What does open source has to do with this? Microsoft took 3 patches over half a year to fix readily exploitable printer vulnerability. They just kept patching so that exact exploit code did not work without addressing the actual issue. And researchers kept submitting patched exploits.
It service is not open source either.
A vexed issue with open source code: When it comes to a known exploit causing thousands of people to lose millions of dollars, who exactly do they sue for damages? So who was it exactly who failed to show due diligence? And do they have any liability if it was their responsibility?

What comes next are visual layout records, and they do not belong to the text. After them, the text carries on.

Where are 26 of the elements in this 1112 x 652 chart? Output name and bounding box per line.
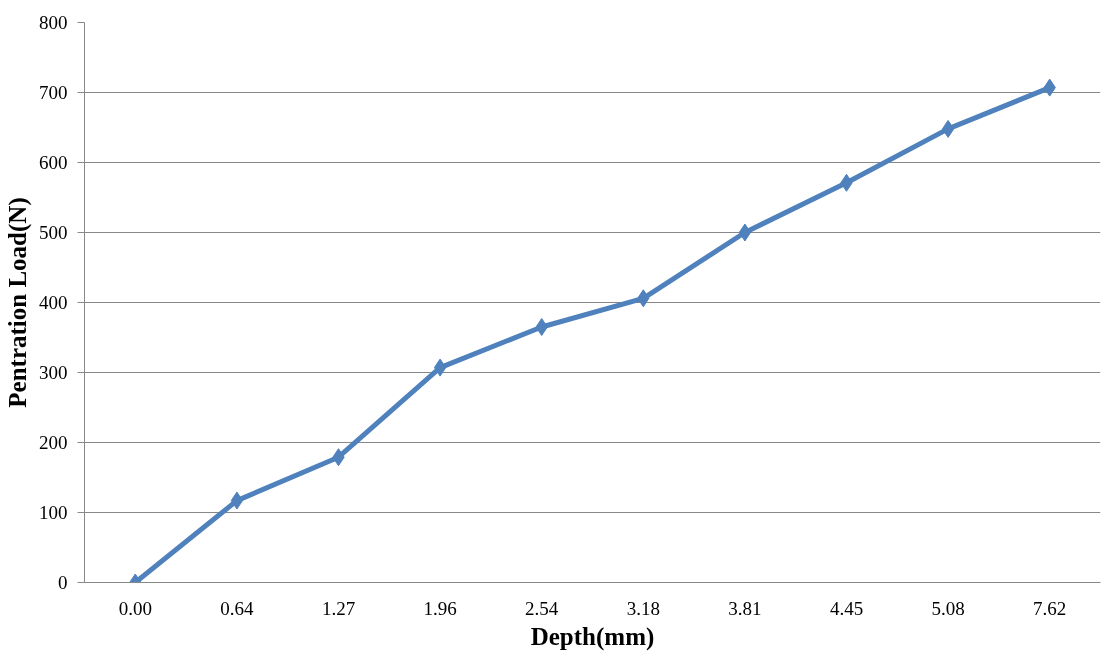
point — [535, 318, 548, 336]
point — [738, 223, 752, 242]
x-tick-label: 1.96 — [423, 597, 457, 619]
y-tick-label: 0 — [58, 572, 68, 593]
point — [941, 119, 955, 138]
y-axis-title: Pentration Load(N) — [4, 197, 32, 408]
x-tick-label: 4.45 — [829, 597, 864, 619]
x-tick-label: 0.00 — [118, 597, 152, 619]
y-tick-label: 200 — [39, 432, 68, 453]
y-tick-label: 300 — [39, 362, 68, 383]
x-tick-label: 3.81 — [728, 597, 762, 619]
x-tick-label: 3.18 — [626, 597, 660, 619]
x-axis-title: Depth(mm) — [530, 622, 655, 651]
y-tick-label: 600 — [39, 152, 68, 173]
point — [433, 358, 447, 377]
x-tick-label: 2.54 — [525, 597, 559, 619]
y-tick-label: 400 — [39, 292, 68, 313]
x-tick-label: 5.08 — [931, 597, 965, 619]
y-tick-label: 800 — [39, 12, 68, 33]
x-tick-label: 7.62 — [1033, 597, 1067, 619]
y-tick-label: 500 — [39, 222, 68, 243]
y-tick-label: 700 — [39, 82, 68, 103]
point — [230, 491, 244, 510]
y-tick-label: 100 — [39, 502, 68, 523]
x-tick-label: 1.27 — [321, 597, 356, 619]
x-tick-label: 0.64 — [220, 597, 255, 619]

Open hosted projects are made from a loose conglomerate of core developers and others who are have some technical or other aluturistic motive for joining in. Whether they give their expertise for free or are on someone's payroll, they are still providing a product AS-IS per the MIT License. There maybe a
governance corporation at the center of the project which owns the branding (name, logo, ringtone, keyring, gonk), but they do not own the IP rights to anything else. With the decentralized nature of the blockchain Web 3.0 paradigm, they don't have to.
In the case of this hack, where exactly did the responsibility for patching that exploit lay? Whose job was it? Who gets sued. Who gets fired? Who gets exonerated?
The thinkers behind Web 3.0 need to start thinking this out - before our dumb government lawyers come up with another box of fudge.